WordPoints Home Page > Devotional Books > Reaching Forward > May 14
Oh, send out Your light and Your truth!
Let them lead me;
Let them bring me to Your holy hill
And to Your tabernacle.
Psalm 43:3
In an age when it's popular for people to make up their own spirituality, it's important to remember the vital role of truth. If God is an objective reality, then neither He Himself nor the path by which He may be approached are matters of subjective opinion. We are not at liberty (1) to set the terms of our own salvation or (2) to define anything as "worship" that tickles our fancy.
Yet this is the day of "feel good" religion. When it comes to God's character, we envision Him in any way that is congenial to us, and when it comes to religious practice, we reject anything that does not stroke our self-image. Yet truth is what we need, at all costs. Imagine yourself on the deck of the Titanic as it began to sink. It might have made you feel better to be told the ship wasn't sinking and that everything was fine. But wouldn't the truth have been more valuable? As hard as it might have been to deal with reality, doing that would have been the only way to survive.

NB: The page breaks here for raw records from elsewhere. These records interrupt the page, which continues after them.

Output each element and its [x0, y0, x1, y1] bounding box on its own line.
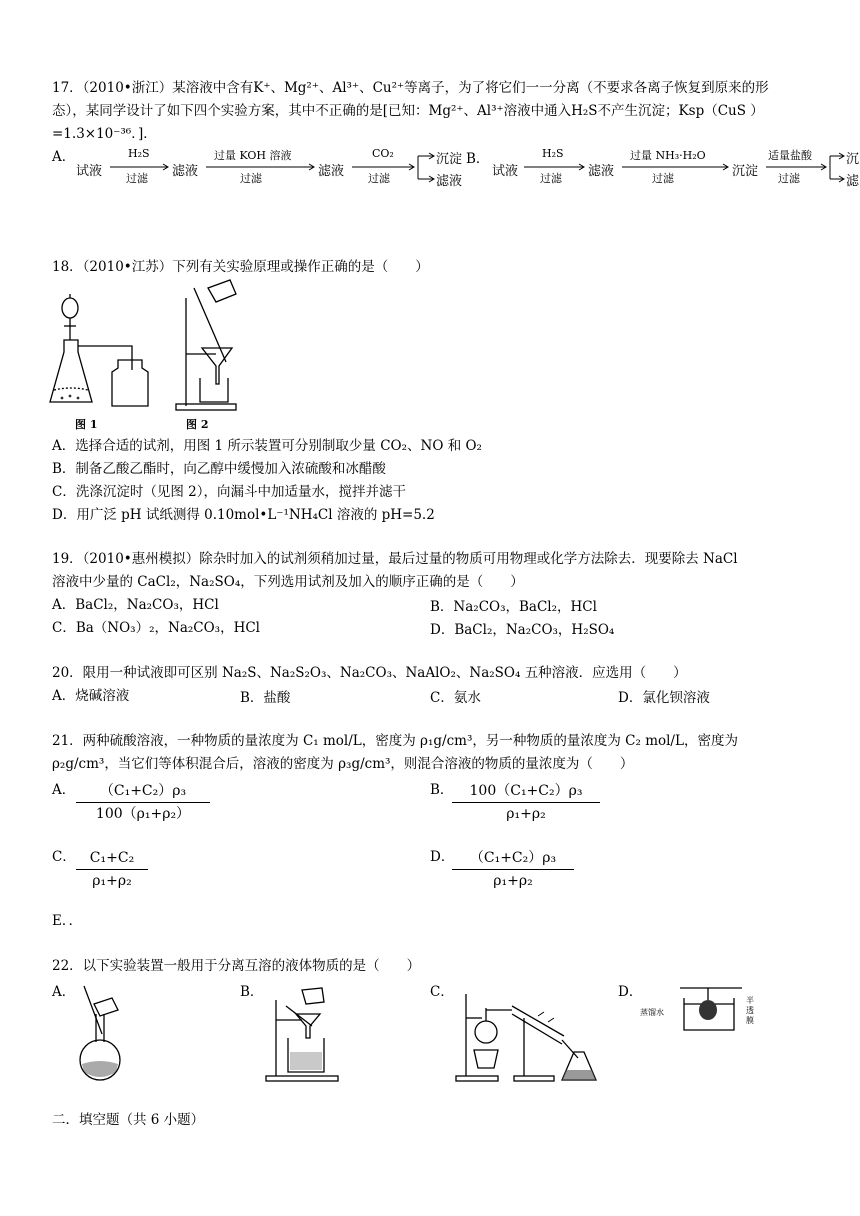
flow-b-step1-op: 过滤 [540, 172, 562, 185]
flow-arrows [0, 0, 860, 200]
flow-a-step1-reagent: H₂S [128, 147, 150, 160]
q20-option-d: D．氯化钡溶液 [618, 690, 710, 706]
q20-option-a: A．烧碱溶液 [52, 688, 130, 704]
q21-option-b-numerator: 100（C₁+C₂）ρ₃ [469, 783, 583, 799]
q17-line1: 17．（2010•浙江）某溶液中含有K⁺、Mg²⁺、Al³⁺、Cu²⁺等离子，为了将它们一一分离（不要求各离子恢复到原来的形 [52, 80, 769, 96]
q21-option-a-denominator: 100（ρ₁+ρ₂） [95, 806, 191, 822]
flow-a-step2-op: 过滤 [240, 172, 262, 185]
q21-option-a-numerator: （C₁+C₂）ρ₃ [99, 783, 187, 799]
q18-stem: 18．（2010•江苏）下列有关实验原理或操作正确的是（ ） [52, 259, 429, 275]
q21-line2: ρ₂g/cm³，当它们等体积混合后，溶液的密度为 ρ₃g/cm³，则混合溶液的物质的量浓度为（ ） [52, 756, 634, 772]
q18-figure-2-apparatus [172, 278, 282, 418]
flow-b-step1-reagent: H₂S [542, 147, 564, 160]
q17-option-a-label: A． [52, 149, 76, 165]
q19-option-b: B．Na₂CO₃，BaCl₂，HCl [430, 599, 597, 615]
q21-option-b-fraction [452, 780, 600, 825]
q21-option-d-label: D． [430, 849, 455, 865]
q21-option-d-denominator: ρ₁+ρ₂ [493, 873, 533, 889]
q21-option-a-label: A． [52, 782, 76, 798]
q21-option-b-denominator: ρ₁+ρ₂ [506, 806, 546, 822]
q18-option-a: A．选择合适的试剂，用图 1 所示装置可分别制取少量 CO₂、NO 和 O₂ [52, 438, 482, 454]
q18-fig2-caption: 图 2 [186, 418, 209, 431]
flow-a-step3-op: 过滤 [368, 172, 390, 185]
q22-option-b-label: B． [240, 984, 264, 1000]
flow-b-step3-reagent: 适量盐酸 [768, 149, 812, 162]
q21-option-d-fraction [452, 847, 574, 892]
q20-option-c: C．氨水 [430, 690, 481, 706]
flow-b-step2-op: 过滤 [652, 172, 674, 185]
q21-option-b-label: B． [430, 782, 454, 798]
flow-a-mid1: 滤液 [172, 164, 199, 179]
q21-line1: 21．两种硫酸溶液，一种物质的量浓度为 C₁ mol/L，密度为 ρ₁g/cm³，另一种物质的量浓度为 C₂ mol/L，密度为 [52, 733, 738, 749]
flow-a-step2-reagent: 过量 KOH 溶液 [214, 149, 292, 162]
flow-b-out-top: 沉 [846, 152, 860, 167]
q21-option-c-numerator: C₁+C₂ [89, 850, 135, 866]
q21-option-e: E．． [52, 913, 83, 929]
q22-option-d-water-label: 蒸馏水 [640, 1008, 664, 1017]
flow-a-out-top: 沉淀 [436, 152, 463, 167]
q17-option-b-label: B． [466, 151, 490, 167]
section-2-heading: 二．填空题（共 6 小题） [52, 1112, 205, 1128]
q18-option-c: C．洗涤沉淀时（见图 2），向漏斗中加适量水，搅拌并滤干 [52, 484, 406, 500]
flow-b-start: 试液 [492, 164, 519, 179]
q22-stem: 22．以下实验装置一般用于分离互溶的液体物质的是（ ） [52, 958, 421, 974]
q18-figure-1-apparatus [48, 290, 158, 420]
q18-option-d: D．用广泛 pH 试纸测得 0.10mol•L⁻¹NH₄Cl 溶液的 pH=5.2 [52, 507, 435, 523]
q18-fig1-caption: 图 1 [75, 418, 98, 431]
q22-option-d-membrane-label [746, 996, 756, 1026]
q22-option-d-apparatus [676, 984, 756, 1054]
q17-line2: 态），某同学设计了如下四个实验方案，其中不正确的是[已知：Mg²⁺、Al³⁺溶液中通入H₂S不产生沉淀；Ksp（CuS ） [52, 103, 764, 119]
flow-a-step3-reagent: CO₂ [372, 147, 394, 160]
q19-line1: 19．（2010•惠州模拟）除杂时加入的试剂须稍加过量，最后过量的物质可用物理或化学方法除去．现要除去 NaCl [52, 551, 738, 567]
q19-option-c: C．Ba（NO₃）₂，Na₂CO₃，HCl [52, 620, 261, 636]
q20-option-b: B．盐酸 [240, 690, 291, 706]
q18-option-b: B．制备乙酸乙酯时，向乙醇中缓慢加入浓硫酸和冰醋酸 [52, 461, 386, 477]
flow-b-out-bottom: 滤 [846, 174, 860, 189]
q19-line2: 溶液中少量的 CaCl₂，Na₂SO₄，下列选用试剂及加入的顺序正确的是（ ） [52, 574, 524, 590]
flow-b-mid1: 滤液 [588, 164, 615, 179]
flow-a-mid2: 滤液 [318, 164, 345, 179]
q22-option-a-label: A． [52, 984, 76, 1000]
q21-option-c-label: C． [52, 849, 76, 865]
q22-option-b-apparatus [262, 986, 352, 1086]
flow-a-step1-op: 过滤 [126, 172, 148, 185]
flow-a-out-bottom: 滤液 [436, 174, 463, 189]
q22-option-c-apparatus [452, 988, 602, 1088]
q19-option-a: A．BaCl₂，Na₂CO₃，HCl [52, 597, 219, 613]
flow-b-step2-reagent: 过量 NH₃·H₂O [630, 149, 706, 162]
membrane-char-2: 透 [746, 1006, 754, 1015]
q19-option-d: D．BaCl₂，Na₂CO₃，H₂SO₄ [430, 622, 615, 638]
q21-option-c-denominator: ρ₁+ρ₂ [92, 873, 132, 889]
q21-option-a-fraction [76, 780, 210, 825]
q21-option-d-numerator: （C₁+C₂）ρ₃ [469, 850, 557, 866]
membrane-char-3: 膜 [746, 1016, 754, 1025]
q22-option-c-label: C． [430, 984, 454, 1000]
q22-option-d-label: D． [618, 984, 643, 1000]
q17-line3: =1.3×10⁻³⁶．]． [52, 126, 157, 142]
q20-stem: 20．限用一种试液即可区别 Na₂S、Na₂S₂O₃、Na₂CO₃、NaAlO₂、Na₂SO₄ 五种溶液．应选用（ ） [52, 665, 687, 681]
flow-b-mid2: 沉淀 [732, 164, 759, 179]
q22-option-a-apparatus [72, 984, 152, 1084]
q21-option-c-fraction [76, 847, 148, 892]
flow-a-start: 试液 [76, 164, 103, 179]
flow-b-step3-op: 过滤 [778, 172, 800, 185]
membrane-char-1: 半 [746, 996, 754, 1005]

Spiritually, we are where we are right now because of "darkness." The distorted versions of reality that our adversary has presented us with have darkened our understanding to such an extent that we're incapable of finding our way back to God. The answer to David's question, "Who can understand his errors? (Psalm 19:12), is no one -- unless that person allows the light of God's truth to dispel the darkness and reveal the way back home. Our prayer ought to be the same as William Cowper's hymn: "O for a closer walk with God, / A calm and heavenly frame, / A light to shine upon the road / That leads me to the Lamb!"
It's a wonderful truth that God can be known, and an even more wonderful truth that we can be redeemed from our sins and brought back to Him. But our redemption won't be accomplished if we're not willing to know God as He truly is, and it's primarily in the language of the Scriptures that He reveals Himself as He truly is. The only question is: what will we do with this information?
The sacred page is not meant to be the end, but only
the means toward the end, which is knowing God himself.